Using a large data set, such as that from SLEEVEPASS and possibly with data from the SM-BOSS trial and the BariSurg trial, with machine learning and other sophisticated analyses might identify parameters that could be used to choose the best operation for an individual patient, Salminen speculated.
“I think what we have learned for these long-term follow-up results is that GERD assessment should be a part of the preoperative assessment, and for patients who have preoperative GERD symptoms and GERD-related endoscopic findings (eg, hiatal hernia), gastric bypass would be a more optimal procedure choice, if there are no contraindications for it,” she said.

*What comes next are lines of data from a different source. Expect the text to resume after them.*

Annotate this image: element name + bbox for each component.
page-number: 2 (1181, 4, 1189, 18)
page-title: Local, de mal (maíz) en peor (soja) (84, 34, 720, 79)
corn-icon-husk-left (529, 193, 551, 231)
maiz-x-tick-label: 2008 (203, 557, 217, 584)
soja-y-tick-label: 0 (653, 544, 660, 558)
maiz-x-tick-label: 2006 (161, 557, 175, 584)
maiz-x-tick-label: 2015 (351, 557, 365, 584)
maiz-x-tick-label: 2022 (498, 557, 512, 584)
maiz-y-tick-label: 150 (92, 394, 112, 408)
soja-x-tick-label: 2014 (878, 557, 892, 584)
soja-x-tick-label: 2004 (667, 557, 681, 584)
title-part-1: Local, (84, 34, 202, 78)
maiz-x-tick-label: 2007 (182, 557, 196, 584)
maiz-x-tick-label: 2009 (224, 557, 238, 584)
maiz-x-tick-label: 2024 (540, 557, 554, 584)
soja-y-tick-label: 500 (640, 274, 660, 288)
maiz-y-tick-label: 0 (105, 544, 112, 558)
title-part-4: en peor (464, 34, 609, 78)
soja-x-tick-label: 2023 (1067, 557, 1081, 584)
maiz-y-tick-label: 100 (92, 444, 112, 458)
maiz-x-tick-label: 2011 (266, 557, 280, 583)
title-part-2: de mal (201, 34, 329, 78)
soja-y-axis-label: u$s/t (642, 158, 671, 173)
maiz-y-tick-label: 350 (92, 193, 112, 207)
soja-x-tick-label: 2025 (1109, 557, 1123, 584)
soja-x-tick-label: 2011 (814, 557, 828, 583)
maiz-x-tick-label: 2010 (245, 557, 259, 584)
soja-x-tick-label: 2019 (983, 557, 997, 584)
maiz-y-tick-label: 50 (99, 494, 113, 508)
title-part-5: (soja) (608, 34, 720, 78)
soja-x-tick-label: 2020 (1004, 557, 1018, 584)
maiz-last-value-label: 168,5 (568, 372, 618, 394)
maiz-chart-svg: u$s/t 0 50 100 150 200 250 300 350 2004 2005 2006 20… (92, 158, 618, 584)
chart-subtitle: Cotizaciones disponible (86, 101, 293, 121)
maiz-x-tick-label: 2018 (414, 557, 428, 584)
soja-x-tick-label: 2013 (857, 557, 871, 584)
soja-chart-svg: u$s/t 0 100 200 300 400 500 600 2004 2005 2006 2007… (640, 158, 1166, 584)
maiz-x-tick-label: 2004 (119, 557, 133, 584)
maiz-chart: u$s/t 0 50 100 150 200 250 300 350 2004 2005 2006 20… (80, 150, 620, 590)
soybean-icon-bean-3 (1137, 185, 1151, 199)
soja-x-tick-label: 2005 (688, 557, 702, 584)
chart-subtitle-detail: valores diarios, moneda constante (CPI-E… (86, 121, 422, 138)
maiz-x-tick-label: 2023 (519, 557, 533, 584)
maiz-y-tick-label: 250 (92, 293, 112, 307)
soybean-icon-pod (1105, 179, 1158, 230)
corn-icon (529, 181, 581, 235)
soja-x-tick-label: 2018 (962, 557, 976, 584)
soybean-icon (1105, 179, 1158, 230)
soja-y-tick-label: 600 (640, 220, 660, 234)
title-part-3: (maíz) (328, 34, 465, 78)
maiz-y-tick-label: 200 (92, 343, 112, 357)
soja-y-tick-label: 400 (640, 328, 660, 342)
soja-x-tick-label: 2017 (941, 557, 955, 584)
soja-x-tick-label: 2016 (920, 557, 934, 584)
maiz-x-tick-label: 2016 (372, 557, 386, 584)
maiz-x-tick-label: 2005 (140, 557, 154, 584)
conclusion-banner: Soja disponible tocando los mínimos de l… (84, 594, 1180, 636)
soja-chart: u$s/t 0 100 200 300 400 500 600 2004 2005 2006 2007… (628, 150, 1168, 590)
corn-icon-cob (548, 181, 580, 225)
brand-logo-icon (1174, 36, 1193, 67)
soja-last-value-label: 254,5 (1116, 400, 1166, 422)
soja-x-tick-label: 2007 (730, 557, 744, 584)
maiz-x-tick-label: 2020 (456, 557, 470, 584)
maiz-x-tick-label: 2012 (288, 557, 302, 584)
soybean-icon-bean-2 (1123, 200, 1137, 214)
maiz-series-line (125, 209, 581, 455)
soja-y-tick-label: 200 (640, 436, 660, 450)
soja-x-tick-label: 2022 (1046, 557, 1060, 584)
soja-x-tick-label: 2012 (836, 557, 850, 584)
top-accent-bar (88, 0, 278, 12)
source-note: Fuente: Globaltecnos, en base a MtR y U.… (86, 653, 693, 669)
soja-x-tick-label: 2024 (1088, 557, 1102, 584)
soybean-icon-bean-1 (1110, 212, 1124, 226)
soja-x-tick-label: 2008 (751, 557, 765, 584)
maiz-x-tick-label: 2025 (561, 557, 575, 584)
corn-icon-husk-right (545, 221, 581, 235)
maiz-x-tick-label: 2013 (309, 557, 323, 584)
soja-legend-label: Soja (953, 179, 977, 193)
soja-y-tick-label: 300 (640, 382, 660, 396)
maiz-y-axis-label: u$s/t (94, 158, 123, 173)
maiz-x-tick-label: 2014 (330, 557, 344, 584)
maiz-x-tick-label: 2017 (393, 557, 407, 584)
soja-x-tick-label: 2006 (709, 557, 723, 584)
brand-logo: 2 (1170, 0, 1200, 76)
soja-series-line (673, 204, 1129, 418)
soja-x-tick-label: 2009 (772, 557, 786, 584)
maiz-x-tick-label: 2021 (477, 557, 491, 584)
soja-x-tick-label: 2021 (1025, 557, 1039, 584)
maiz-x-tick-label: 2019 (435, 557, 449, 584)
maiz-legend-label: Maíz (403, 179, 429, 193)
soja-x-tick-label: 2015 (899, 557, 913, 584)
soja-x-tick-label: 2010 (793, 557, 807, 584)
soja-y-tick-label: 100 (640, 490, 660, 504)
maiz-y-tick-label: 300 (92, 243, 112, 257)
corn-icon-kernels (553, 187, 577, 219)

Patient discussions should also cover “long-term symptoms, for example, abdominal pain after RYGB,” she added.
“I am looking forward to our future 20-year follow-up results,” Salminen said, “which will shed more light on this topic of postoperative [endoscopic] surveillance.
In the meantime, “preoperative gastroscopy is necessary and beneficial, at least when considering sleeve gastrectomy,” she said.
The SLEEVEPASS trial was supported by the Mary and Georg C. Ehrnrooth Foundation, the Government Research Foundation (in a grant awarded to Turku University Hospital), the Orion Research Foundation, the Paulo Foundation, and the Gastroenterological Research Foundation. Salminen reported receiving grants from the Government Research Foundation awarded to Turku University Hospital and the Mary and Georg C. Ehrnrooth Foundation. Another co-author received grants from the Orion Research Foundation, the Paulo Foundation, and the Gastroenterological Research Foundation during the study. No other disclosures were reported.
JAMA Surgery. Published online June 22, 2022. Abstract.